Not intervening or promoting American values abroad, fostering American liberty at home … if you squint hard you can almost see an emergent grand strategy at play, one that would thrill critics of America’s interventionism in this century, ranging from Greenwald to John Mearsheimer.
There’s just three problems with this new spin on an old idea.
The first is that no president can snap his fingers and extricate himself from intervening in the rest of the world. Indeed, Trump’s first overseas military action looks like it ended badly. Unlike Obama or any other prior president, Trump can’t fall back on American ideals to explain away policy miscues. For other countries, Trump’s transactional diplomacy will be the image they care about, not the nostalgic 1950s America that Trump wants to revive at home.
The second is that, as Spoiler Alerts has previously noted, Trump’s actions as president do not seem to be fostering American liberty at all. Building walls, raising tariffs, and squabbling with neighbors accomplishes none of these goals. Restricting green-card holders at airports does not accomplish these goals. It’s probably safe to say that anything Steve Bannon likes does little to foster American liberty. Mead can talk all he wants about how Jacksonians want to foster freedom at home. In actuality, Trump’s policies seem designed to empower nativism, which is an idea that is rather different and far uglier than liberty. For Trump’s forgotten white men, it’s a renaissance. For the idea that anyone can become an American, it’s horrific.
The third is that, ironically, Trump’s victory at the polls falsifies the very idea of American exceptionalism. Whatever American exceptionalism was, it was not a powerful enough force to stop the transnational tides sweeping over the rest of the globe’s democracies. The United States under Trump now looks like other post-2008 democracies in Europe, Latin America, and the rest of the world: deeply affected by globalization, hostile to immigration, and receptive to populist nationalism. A Trump administration will not be leading the charge on democracy, free trade, or human rights promotion. Trump’s America looks just like a normal nation-state.
To be fair, opinion polls show that most Americans are still pretty friendly to the ideals that animated American exceptionalism. Trump represents the popular skepticism that some Americans feel about the policies that have been pursued in the cause of American exceptionalism.

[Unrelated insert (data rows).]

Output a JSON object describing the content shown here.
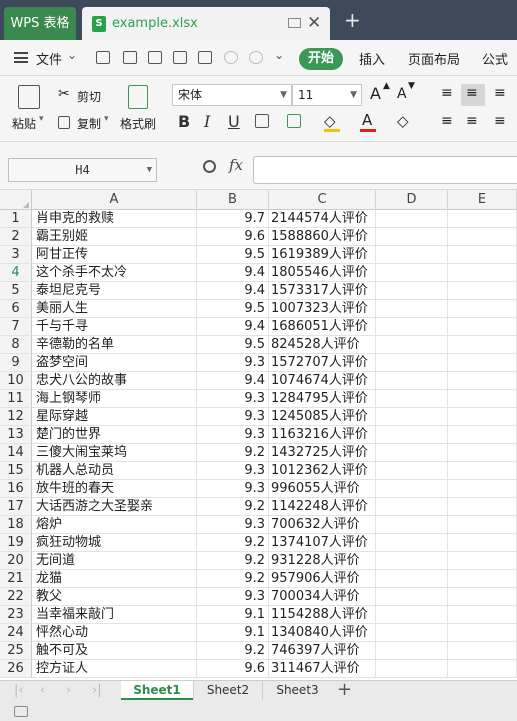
{
  "titlebar": {
    "home_tab": "WPS 表格",
    "file_tab": "example.xlsx",
    "file_icon": "xls-file-icon",
    "new_tab": "+"
  },
  "menubar": {
    "file_menu": "文件",
    "start": "开始",
    "insert": "插入",
    "page_layout": "页面布局",
    "formula": "公式"
  },
  "ribbon": {
    "paste": "粘贴",
    "cut": "剪切",
    "copy": "复制",
    "format_painter": "格式刷",
    "font_name": "宋体",
    "font_size": "11",
    "bold": "B",
    "italic": "I",
    "underline": "U",
    "increase_font": "A",
    "decrease_font": "A"
  },
  "formula_bar": {
    "cell_ref": "H4",
    "fx": "fx",
    "value": ""
  },
  "columns": [
    "A",
    "B",
    "C",
    "D",
    "E"
  ],
  "active_row": 4,
  "rows": [
    {
      "n": "1",
      "a": "肖申克的救赎",
      "b": "9.7",
      "c": "2144574人评价"
    },
    {
      "n": "2",
      "a": "霸王别姬",
      "b": "9.6",
      "c": "1588860人评价"
    },
    {
      "n": "3",
      "a": "阿甘正传",
      "b": "9.5",
      "c": "1619389人评价"
    },
    {
      "n": "4",
      "a": "这个杀手不太冷",
      "b": "9.4",
      "c": "1805546人评价"
    },
    {
      "n": "5",
      "a": "泰坦尼克号",
      "b": "9.4",
      "c": "1573317人评价"
    },
    {
      "n": "6",
      "a": "美丽人生",
      "b": "9.5",
      "c": "1007323人评价"
    },
    {
      "n": "7",
      "a": "千与千寻",
      "b": "9.4",
      "c": "1686051人评价"
    },
    {
      "n": "8",
      "a": "辛德勒的名单",
      "b": "9.5",
      "c": "824528人评价"
    },
    {
      "n": "9",
      "a": "盗梦空间",
      "b": "9.3",
      "c": "1572707人评价"
    },
    {
      "n": "10",
      "a": "忠犬八公的故事",
      "b": "9.4",
      "c": "1074674人评价"
    },
    {
      "n": "11",
      "a": "海上钢琴师",
      "b": "9.3",
      "c": "1284795人评价"
    },
    {
      "n": "12",
      "a": "星际穿越",
      "b": "9.3",
      "c": "1245085人评价"
    },
    {
      "n": "13",
      "a": "楚门的世界",
      "b": "9.3",
      "c": "1163216人评价"
    },
    {
      "n": "14",
      "a": "三傻大闹宝莱坞",
      "b": "9.2",
      "c": "1432725人评价"
    },
    {
      "n": "15",
      "a": "机器人总动员",
      "b": "9.3",
      "c": "1012362人评价"
    },
    {
      "n": "16",
      "a": "放牛班的春天",
      "b": "9.3",
      "c": "996055人评价"
    },
    {
      "n": "17",
      "a": "大话西游之大圣娶亲",
      "b": "9.2",
      "c": "1142248人评价"
    },
    {
      "n": "18",
      "a": "熔炉",
      "b": "9.3",
      "c": "700632人评价"
    },
    {
      "n": "19",
      "a": "疯狂动物城",
      "b": "9.2",
      "c": "1374107人评价"
    },
    {
      "n": "20",
      "a": "无间道",
      "b": "9.2",
      "c": "931228人评价"
    },
    {
      "n": "21",
      "a": "龙猫",
      "b": "9.2",
      "c": "957906人评价"
    },
    {
      "n": "22",
      "a": "教父",
      "b": "9.3",
      "c": "700034人评价"
    },
    {
      "n": "23",
      "a": "当幸福来敲门",
      "b": "9.1",
      "c": "1154288人评价"
    },
    {
      "n": "24",
      "a": "怦然心动",
      "b": "9.1",
      "c": "1340840人评价"
    },
    {
      "n": "25",
      "a": "触不可及",
      "b": "9.2",
      "c": "746397人评价"
    },
    {
      "n": "26",
      "a": "控方证人",
      "b": "9.6",
      "c": "311467人评价"
    }
  ],
  "sheets": [
    "Sheet1",
    "Sheet2",
    "Sheet3"
  ],
  "active_sheet": "Sheet1",
  "colors": {
    "accent": "#2d8c4a",
    "titlebar": "#3d4a5a",
    "home_tab": "#3a8a50",
    "start_button": "#3a9a55"
  }
}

But that’s not how the rest of the world will look at the United States for the near future. As Colin Kahl and Hal Brands note in Foreign Policy, Trump’s grand strategy will erode some of the core institutions of the liberal international order:
Trump’s threats to abandon U.S. allies might lead to greater European defense spending in the short term, it will radically undercut the organic solidarity and cohesion that make NATO so exceptional, and lead Washington’s European partners to consider whether the United States is a dependable partner after all.
Beyond governments, the rest of the world’s populations not living in Russia or Israel will look less kindly on America. The United States will now be the target of academic boycotts, which is merely a harbinger of how America will be losing the global war for talent. Which appears to be what Trump’s advisers want anyway.
Donald Trump campaigned to make America great again. Unfortunately, his presidency suggests that he will make America like every other country. We’re about to find out just how much that will harm American interests.